Sergio Marchionne (foto LaPresse)

La rottamazione in fabbrica

Redazione
Sergio Marchionne, ha annunciato alle organizzazioni sindacali quella che vorrebbe fosse la nuova politica retributiva del gruppo. L’obiettivo, sostiene il Lingotto, è “far partecipare direttamente” tutti i lavoratori “ai risultati di produttività, qualità e redditività” dal 2015 al 2018.

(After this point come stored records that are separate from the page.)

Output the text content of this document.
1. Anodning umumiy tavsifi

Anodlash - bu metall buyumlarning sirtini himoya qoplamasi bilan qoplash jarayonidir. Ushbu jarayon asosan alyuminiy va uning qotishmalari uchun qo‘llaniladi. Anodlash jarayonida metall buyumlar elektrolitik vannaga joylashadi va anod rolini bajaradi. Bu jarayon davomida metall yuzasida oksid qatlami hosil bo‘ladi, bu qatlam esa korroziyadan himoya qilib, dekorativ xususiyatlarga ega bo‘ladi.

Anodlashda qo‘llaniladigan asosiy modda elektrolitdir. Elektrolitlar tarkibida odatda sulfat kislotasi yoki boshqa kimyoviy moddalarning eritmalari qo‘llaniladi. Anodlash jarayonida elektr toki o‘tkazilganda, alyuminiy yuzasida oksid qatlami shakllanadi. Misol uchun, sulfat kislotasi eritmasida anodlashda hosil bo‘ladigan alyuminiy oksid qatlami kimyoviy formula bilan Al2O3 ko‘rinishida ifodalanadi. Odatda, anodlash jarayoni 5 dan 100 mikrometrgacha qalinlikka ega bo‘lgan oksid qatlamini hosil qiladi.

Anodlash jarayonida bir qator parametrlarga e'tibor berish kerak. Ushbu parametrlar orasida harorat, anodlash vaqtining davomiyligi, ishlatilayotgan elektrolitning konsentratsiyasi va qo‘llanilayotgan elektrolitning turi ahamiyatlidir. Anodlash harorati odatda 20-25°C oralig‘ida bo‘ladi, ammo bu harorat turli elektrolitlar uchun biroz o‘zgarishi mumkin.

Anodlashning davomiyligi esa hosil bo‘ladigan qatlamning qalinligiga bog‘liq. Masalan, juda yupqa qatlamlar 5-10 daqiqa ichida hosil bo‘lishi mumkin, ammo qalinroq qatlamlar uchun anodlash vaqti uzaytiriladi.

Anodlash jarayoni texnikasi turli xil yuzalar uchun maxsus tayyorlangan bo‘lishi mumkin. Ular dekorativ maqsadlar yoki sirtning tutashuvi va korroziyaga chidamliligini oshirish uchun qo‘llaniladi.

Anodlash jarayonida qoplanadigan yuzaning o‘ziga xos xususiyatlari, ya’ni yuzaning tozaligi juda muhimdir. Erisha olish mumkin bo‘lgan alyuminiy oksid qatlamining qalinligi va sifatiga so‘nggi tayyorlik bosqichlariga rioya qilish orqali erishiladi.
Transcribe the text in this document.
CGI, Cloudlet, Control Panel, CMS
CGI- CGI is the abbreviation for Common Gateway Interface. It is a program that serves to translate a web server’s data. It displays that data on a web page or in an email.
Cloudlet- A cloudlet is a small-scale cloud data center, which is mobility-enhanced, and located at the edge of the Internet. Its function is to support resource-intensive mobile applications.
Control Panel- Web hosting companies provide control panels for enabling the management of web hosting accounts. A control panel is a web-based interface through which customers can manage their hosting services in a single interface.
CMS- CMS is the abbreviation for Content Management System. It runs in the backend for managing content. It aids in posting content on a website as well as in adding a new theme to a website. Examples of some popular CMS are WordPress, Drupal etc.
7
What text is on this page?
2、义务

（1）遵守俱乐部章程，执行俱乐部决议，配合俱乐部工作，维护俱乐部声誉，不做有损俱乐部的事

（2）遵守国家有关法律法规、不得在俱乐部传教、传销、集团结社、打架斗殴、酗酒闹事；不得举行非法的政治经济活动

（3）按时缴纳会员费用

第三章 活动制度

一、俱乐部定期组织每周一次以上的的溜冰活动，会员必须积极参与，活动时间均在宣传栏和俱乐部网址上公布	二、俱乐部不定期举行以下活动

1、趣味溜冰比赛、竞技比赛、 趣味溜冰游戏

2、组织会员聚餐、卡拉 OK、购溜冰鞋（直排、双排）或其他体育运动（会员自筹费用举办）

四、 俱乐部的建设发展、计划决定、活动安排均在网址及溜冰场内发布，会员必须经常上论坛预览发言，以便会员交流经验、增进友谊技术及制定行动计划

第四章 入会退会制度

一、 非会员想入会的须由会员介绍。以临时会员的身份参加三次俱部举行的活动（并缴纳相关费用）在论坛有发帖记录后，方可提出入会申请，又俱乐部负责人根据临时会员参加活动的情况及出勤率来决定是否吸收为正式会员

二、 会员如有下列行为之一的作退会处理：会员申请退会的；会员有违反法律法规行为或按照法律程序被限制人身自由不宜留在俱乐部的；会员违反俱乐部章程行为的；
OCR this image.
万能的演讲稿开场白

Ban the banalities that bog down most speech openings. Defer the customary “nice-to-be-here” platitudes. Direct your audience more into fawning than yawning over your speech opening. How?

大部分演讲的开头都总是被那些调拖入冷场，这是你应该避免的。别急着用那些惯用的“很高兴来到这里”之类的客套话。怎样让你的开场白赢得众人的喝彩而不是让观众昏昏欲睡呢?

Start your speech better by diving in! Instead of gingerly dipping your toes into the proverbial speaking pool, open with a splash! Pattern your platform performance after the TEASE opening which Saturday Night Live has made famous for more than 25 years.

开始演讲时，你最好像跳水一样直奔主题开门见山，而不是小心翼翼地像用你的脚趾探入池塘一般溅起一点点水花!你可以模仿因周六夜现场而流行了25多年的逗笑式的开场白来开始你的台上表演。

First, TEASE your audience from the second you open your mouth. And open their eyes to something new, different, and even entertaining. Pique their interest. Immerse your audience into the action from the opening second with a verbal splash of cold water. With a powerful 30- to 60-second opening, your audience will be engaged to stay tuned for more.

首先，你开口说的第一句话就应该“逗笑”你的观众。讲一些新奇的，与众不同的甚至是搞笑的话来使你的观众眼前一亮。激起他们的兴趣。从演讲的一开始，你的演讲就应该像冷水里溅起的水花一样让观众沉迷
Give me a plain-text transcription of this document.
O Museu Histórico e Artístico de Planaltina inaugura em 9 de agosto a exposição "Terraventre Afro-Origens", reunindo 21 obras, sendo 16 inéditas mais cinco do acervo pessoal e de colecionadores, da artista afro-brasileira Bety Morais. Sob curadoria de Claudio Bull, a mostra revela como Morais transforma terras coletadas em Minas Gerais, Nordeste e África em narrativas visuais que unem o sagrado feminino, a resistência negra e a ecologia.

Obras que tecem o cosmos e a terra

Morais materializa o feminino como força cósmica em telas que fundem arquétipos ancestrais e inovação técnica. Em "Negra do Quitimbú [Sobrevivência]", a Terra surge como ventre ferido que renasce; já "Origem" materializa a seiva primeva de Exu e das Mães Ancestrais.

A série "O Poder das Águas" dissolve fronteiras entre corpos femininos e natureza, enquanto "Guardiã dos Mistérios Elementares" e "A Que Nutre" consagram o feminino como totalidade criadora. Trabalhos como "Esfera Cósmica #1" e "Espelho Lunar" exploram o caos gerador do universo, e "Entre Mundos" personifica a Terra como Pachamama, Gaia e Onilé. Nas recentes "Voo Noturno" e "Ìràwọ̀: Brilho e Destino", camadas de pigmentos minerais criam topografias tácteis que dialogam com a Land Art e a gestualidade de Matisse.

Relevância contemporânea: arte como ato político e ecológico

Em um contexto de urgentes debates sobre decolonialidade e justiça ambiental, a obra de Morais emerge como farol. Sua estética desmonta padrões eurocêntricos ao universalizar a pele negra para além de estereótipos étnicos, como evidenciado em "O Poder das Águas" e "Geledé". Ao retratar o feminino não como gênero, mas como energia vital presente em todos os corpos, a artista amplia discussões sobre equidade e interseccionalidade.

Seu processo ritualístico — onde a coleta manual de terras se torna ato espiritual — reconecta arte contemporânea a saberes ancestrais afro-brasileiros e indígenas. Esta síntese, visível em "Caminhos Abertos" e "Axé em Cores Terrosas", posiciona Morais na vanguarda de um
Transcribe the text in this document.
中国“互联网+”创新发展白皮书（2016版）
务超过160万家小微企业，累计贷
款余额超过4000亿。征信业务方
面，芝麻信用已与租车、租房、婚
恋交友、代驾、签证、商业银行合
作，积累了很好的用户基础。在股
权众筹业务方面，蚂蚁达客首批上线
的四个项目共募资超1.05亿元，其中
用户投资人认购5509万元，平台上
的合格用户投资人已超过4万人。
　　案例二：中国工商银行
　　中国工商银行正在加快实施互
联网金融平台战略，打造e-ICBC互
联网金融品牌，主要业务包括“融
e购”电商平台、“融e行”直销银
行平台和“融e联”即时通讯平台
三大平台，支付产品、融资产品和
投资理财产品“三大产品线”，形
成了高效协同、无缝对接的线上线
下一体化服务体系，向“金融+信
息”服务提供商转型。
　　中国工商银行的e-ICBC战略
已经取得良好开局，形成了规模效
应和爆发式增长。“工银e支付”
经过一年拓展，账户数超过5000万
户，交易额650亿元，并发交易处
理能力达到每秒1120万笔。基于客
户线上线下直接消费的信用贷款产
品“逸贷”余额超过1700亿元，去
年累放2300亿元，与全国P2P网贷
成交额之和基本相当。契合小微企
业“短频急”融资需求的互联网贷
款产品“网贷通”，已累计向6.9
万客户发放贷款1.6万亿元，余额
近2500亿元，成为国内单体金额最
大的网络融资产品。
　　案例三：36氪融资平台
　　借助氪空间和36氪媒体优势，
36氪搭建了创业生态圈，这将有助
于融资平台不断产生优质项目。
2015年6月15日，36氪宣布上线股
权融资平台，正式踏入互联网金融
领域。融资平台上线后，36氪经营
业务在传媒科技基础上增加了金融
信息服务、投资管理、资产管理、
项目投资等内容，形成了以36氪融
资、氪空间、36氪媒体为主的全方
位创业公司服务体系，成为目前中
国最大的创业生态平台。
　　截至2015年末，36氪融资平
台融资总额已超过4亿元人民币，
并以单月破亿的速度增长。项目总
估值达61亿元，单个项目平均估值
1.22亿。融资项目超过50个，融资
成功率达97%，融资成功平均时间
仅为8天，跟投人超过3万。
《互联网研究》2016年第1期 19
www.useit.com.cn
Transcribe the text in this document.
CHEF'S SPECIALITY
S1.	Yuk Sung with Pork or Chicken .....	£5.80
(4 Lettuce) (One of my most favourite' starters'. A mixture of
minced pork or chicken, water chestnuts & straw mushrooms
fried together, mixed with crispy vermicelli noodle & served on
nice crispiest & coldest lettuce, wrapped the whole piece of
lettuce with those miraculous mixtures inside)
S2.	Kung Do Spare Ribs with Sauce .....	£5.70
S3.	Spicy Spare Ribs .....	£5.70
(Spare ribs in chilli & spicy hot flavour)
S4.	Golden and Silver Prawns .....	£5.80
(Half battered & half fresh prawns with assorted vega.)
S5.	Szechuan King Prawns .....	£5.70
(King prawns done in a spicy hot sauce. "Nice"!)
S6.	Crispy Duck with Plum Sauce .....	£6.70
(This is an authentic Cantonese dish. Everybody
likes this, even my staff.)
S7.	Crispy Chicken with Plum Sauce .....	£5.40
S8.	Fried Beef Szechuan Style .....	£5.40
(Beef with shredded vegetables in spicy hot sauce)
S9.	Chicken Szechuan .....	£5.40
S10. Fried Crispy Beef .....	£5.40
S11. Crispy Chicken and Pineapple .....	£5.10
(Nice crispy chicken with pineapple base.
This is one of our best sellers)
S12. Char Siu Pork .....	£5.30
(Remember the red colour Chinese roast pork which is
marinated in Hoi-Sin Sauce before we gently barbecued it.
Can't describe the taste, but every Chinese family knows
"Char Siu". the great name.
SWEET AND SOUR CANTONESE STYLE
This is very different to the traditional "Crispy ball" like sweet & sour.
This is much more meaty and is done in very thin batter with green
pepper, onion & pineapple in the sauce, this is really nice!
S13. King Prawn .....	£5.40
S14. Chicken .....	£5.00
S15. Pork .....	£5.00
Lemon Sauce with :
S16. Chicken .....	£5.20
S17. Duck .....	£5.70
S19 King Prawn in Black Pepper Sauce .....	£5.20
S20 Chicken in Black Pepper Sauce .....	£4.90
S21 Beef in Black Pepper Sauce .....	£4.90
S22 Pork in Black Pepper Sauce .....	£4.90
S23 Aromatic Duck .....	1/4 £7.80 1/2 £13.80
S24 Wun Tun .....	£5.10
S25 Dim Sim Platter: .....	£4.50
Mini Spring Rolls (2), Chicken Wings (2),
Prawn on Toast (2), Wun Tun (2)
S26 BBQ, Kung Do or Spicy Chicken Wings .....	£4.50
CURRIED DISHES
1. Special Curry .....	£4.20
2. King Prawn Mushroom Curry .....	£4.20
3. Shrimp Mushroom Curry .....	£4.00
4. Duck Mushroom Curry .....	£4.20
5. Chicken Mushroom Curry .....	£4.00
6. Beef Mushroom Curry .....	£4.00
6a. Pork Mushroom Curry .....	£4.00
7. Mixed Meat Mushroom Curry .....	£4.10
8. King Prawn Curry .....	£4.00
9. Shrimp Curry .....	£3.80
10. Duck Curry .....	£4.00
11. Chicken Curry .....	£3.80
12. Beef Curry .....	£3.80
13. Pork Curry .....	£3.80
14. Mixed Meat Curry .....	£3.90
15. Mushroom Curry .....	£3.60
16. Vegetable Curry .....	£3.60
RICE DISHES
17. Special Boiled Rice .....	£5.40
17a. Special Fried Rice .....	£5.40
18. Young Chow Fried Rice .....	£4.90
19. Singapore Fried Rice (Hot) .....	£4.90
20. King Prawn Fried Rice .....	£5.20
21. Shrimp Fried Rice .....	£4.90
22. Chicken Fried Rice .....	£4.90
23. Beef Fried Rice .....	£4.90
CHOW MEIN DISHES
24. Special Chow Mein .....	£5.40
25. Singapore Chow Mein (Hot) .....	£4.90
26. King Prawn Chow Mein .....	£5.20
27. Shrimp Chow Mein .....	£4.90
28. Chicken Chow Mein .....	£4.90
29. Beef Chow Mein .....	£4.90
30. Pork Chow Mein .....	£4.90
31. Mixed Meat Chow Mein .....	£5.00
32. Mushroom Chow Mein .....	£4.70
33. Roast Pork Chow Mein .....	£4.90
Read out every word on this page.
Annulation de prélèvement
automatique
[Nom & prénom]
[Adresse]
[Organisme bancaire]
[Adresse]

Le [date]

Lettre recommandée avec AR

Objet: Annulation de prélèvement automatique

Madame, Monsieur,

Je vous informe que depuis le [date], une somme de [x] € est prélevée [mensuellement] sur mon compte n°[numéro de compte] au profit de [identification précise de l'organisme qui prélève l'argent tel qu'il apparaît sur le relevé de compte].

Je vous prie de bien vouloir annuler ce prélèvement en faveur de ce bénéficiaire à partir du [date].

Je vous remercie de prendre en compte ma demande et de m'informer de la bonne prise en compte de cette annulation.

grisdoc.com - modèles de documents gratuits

E’ tempo di rinnovo contrattuale per i lavoratori italiani della Fiat, dopo l’accordo-ponte trovato nell’estate del 2014. Così giovedì l’amministratore delegato di Fiat Chrysler Automobiles (Fca), Sergio Marchionne, ha annunciato alle organizzazioni sindacali quella che vorrebbe fosse la nuova politica retributiva del gruppo. L’obiettivo, sostiene il Lingotto, è “far partecipare direttamente” tutti i lavoratori “ai risultati di produttività, qualità e redditività” dal 2015 al 2018. Addio al salario inteso come “variabile indipendente”, addio pure all’attenzione sfrenata riservata dalla concertazione nazionale ai minimi tabellari (vedi l’impostazione del Protocollo del 1993). Il nuovo sistema retributivo, nelle intenzioni di Fiat che adesso andrà al tavolo negoziale con i sindacati, prevede un bonus annuale calcolato in base all’efficienza dei singoli stabilimenti (ormai largamente misurabili grazie al sistema World class manufacturing); e un altro bonus legato ai risultati dei marchi nell’area euromediterranea.

 

Il gruppo automobilistico ha fatto qualche simulazione: se i risultati dei prossimi quattro anni saranno conformi agli obiettivi stilati, per un operaio specializzato si tratterà di un aumento di 1.400 euro annui dal 2015 al 2017 e poi di 2.800 euro nel 2018. Se nessun obiettivo sarà raggiunto, si cautelano in Fiat, l’aumento sarà di 330 euro l’anno. Dalla storica azienda manifatturiera italiana arriva così un’altra potenziale spallata al solitamente ingessato sistema delle relazioni industriali. In principio, dal 2010 al 2011, ci fu la decisione di Marchionne di proporre contratti aziendali negli stabilimenti italiani, fuori dagli schemi nazionali decisi da Confindustria e centrali sindacali. Apriti cielo: rappresentanti di industriali e lavoratori non apprezzarono; in fabbrica invece i nuovi contratti furono approvati via referendum. Adesso a quello schema teorico si offre un po’ di linfa: ogni euro in più che diventerà oggetto della contrattazione aziendale. Senza bisogno di attendere che ad accordarsi siano le corporazioni ufficiali o che a muoversi sia il solito legislatore. Altrimenti, le parti sociali, a cosa servono?